A newline-delimited string is parsed into criteria, with common list markers (-, *, 1.) stripped. Every line becomes a required criterion:

const rubricScorer = createRubricScorer({
model: 'openai/gpt-5-mini',
criteria: `
- All tests pass in the test suite
- The function is named find_duplicates and accepts a single list argument
`,
})

Optional criteria
Direct link to Optional criteria

Mark a criterion as optional to have it graded and reported without gating completion:

const rubricScorer = createRubricScorer({
model: 'openai/gpt-5-mini',
criteria: [
{ description: 'Includes an analysis section', required: true },
{ description: 'Includes citations', required: false },
],
})

Dynamic rubric per run
Direct link to Dynamic rubric per run

When no criteria is passed to the factory, the scorer resolves a rubric value from the run's request context, additional context, or input.
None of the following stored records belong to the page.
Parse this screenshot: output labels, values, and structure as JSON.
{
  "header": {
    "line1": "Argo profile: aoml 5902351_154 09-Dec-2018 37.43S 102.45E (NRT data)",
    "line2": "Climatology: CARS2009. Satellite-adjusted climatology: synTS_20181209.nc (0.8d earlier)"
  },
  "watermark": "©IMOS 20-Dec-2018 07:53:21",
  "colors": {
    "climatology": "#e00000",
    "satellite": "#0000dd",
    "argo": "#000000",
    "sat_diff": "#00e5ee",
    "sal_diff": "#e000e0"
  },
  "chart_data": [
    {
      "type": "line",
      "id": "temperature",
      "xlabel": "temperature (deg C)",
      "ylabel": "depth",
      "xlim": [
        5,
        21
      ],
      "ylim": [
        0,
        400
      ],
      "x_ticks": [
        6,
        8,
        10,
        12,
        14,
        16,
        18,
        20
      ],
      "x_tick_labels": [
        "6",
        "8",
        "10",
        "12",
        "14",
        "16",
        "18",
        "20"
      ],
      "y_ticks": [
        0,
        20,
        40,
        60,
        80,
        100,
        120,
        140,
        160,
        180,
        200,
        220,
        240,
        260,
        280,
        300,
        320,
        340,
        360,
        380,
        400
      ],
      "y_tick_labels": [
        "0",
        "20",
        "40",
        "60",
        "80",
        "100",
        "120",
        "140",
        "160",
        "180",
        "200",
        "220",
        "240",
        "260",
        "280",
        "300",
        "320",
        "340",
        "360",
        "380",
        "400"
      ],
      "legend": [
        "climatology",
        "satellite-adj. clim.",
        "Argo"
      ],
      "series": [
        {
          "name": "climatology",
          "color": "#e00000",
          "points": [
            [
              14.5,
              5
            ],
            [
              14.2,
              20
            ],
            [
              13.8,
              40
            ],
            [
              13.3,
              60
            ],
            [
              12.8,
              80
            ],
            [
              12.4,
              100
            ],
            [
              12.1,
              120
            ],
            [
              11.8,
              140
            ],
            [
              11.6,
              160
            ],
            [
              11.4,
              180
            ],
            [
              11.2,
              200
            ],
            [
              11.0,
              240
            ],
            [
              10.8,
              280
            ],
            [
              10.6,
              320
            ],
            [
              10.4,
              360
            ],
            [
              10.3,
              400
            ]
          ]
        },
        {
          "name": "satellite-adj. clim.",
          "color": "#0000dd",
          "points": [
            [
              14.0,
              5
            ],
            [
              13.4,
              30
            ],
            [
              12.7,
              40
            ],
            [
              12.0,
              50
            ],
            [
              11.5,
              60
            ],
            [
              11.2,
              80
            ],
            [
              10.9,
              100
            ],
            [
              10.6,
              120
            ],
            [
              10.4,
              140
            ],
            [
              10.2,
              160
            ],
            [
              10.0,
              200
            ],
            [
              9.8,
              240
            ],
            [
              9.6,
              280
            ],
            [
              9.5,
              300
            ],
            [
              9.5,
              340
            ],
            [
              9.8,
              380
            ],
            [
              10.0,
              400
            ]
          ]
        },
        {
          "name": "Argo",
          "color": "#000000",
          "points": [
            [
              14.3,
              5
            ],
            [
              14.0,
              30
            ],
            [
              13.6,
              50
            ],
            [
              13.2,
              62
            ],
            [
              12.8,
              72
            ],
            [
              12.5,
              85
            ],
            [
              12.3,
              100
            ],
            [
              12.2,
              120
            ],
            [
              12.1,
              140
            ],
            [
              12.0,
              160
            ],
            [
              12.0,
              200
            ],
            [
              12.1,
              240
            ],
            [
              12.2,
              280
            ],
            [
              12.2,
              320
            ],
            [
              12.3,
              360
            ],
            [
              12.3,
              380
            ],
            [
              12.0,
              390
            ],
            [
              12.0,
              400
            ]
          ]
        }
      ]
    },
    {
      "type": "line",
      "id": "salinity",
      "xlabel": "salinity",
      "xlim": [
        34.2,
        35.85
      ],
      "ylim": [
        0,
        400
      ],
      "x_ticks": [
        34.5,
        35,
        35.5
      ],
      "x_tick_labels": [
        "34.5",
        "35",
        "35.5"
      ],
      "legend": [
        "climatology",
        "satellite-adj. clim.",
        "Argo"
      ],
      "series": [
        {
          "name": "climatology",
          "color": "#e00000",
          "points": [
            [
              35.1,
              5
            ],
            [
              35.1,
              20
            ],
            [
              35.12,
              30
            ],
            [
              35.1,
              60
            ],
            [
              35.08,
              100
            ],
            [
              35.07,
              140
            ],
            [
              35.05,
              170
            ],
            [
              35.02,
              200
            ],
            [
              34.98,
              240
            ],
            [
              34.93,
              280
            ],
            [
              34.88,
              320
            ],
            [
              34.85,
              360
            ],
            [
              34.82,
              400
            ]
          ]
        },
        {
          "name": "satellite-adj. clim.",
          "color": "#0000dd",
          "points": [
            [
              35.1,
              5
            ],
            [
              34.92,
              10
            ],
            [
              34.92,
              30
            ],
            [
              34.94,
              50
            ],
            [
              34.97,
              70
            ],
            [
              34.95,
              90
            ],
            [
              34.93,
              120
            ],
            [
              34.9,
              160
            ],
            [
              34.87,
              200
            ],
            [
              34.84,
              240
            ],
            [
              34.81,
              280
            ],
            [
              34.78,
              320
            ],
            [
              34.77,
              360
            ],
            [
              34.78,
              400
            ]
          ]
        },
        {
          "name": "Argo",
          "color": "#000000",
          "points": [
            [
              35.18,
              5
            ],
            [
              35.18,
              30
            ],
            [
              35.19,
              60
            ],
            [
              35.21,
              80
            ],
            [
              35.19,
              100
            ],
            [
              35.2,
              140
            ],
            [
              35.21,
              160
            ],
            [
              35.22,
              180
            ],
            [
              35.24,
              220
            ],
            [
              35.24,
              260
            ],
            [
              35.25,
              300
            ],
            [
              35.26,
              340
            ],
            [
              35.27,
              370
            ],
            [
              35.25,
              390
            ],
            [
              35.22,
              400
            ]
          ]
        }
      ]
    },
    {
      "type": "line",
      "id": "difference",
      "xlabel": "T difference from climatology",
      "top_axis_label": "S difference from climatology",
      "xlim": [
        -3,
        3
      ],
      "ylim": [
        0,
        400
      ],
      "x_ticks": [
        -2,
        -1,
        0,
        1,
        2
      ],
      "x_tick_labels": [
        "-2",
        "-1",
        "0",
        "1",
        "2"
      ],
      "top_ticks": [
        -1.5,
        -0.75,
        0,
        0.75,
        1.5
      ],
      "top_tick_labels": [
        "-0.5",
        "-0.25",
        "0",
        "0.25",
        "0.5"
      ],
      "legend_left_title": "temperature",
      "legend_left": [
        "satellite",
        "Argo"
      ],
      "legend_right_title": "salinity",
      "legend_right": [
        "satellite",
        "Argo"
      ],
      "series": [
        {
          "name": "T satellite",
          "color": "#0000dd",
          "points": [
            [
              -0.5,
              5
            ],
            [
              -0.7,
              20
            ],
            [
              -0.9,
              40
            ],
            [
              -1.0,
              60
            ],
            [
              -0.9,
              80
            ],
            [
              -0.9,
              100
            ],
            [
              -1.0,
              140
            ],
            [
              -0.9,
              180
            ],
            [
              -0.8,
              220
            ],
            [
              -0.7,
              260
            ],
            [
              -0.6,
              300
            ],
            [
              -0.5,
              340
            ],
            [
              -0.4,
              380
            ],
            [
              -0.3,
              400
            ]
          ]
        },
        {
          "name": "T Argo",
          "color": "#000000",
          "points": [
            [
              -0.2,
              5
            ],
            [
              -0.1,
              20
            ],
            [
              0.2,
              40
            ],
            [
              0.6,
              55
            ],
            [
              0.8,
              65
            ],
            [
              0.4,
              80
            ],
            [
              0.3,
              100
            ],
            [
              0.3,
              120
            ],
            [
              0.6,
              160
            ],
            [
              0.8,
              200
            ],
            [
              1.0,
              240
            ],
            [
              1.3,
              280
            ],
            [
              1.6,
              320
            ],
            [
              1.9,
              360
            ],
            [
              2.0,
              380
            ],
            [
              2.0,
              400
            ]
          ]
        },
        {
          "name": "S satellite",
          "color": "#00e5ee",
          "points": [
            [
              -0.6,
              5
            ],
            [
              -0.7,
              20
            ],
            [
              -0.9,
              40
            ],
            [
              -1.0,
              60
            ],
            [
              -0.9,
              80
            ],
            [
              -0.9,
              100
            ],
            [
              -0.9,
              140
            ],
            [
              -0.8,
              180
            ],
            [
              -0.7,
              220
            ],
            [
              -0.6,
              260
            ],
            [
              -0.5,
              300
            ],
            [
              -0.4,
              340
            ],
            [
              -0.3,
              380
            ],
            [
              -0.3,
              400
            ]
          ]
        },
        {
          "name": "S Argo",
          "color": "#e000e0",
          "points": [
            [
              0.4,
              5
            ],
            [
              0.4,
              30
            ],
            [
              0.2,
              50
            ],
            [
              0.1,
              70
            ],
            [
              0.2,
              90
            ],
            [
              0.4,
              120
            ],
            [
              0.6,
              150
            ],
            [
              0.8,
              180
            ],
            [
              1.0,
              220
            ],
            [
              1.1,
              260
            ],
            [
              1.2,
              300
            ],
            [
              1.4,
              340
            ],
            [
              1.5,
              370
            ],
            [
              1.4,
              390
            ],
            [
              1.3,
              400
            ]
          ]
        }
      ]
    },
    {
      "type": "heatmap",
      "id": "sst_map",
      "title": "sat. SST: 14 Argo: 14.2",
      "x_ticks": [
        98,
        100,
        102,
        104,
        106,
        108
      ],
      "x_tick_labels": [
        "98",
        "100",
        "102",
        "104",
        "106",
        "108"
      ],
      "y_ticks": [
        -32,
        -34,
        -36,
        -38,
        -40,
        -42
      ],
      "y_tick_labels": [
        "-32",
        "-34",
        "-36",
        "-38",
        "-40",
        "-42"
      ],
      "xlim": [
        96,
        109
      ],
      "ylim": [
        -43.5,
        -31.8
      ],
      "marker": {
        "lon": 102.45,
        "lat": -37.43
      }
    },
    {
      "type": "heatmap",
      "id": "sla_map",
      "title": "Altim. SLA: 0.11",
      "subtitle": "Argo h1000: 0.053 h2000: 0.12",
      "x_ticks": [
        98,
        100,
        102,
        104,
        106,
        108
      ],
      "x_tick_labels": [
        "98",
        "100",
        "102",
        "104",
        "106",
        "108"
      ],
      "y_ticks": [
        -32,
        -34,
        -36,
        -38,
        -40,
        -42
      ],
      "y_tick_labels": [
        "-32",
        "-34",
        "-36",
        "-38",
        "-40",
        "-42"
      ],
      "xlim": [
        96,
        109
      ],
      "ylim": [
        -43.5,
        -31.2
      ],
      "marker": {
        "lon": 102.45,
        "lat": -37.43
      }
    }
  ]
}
This lets a single scorer instance grade different rubrics per run without rebuilding it:

const rubricScorer = createRubricScorer({
model: 'openai/gpt-5-mini',
})

await supervisor.stream('Write find_duplicates', {
isTaskComplete: { scorers: [rubricScorer] },
requestContext: {
rubric: '- All tests pass\n- The function is named find_duplicates',
},
})

If no rubric resolves, the scorer returns 1 and does not gate the loop.

Scoring details
Direct link to Scoring details

The scorer runs in two phases:

  1. Grade — the judge model evaluates each criterion independently and returns a per-criterion verdict (satisfied / not) with reasoning.
  2. Score — the result is 1 only when every required criterion is satisfied, otherwise 0. If no criteria are marked required, all criteria are treated as required.

The reason summarizes the overall result and lists each criterion with its verdict, so a failing grade gives the agent targeted, actionable feedback rather than a generic "try again".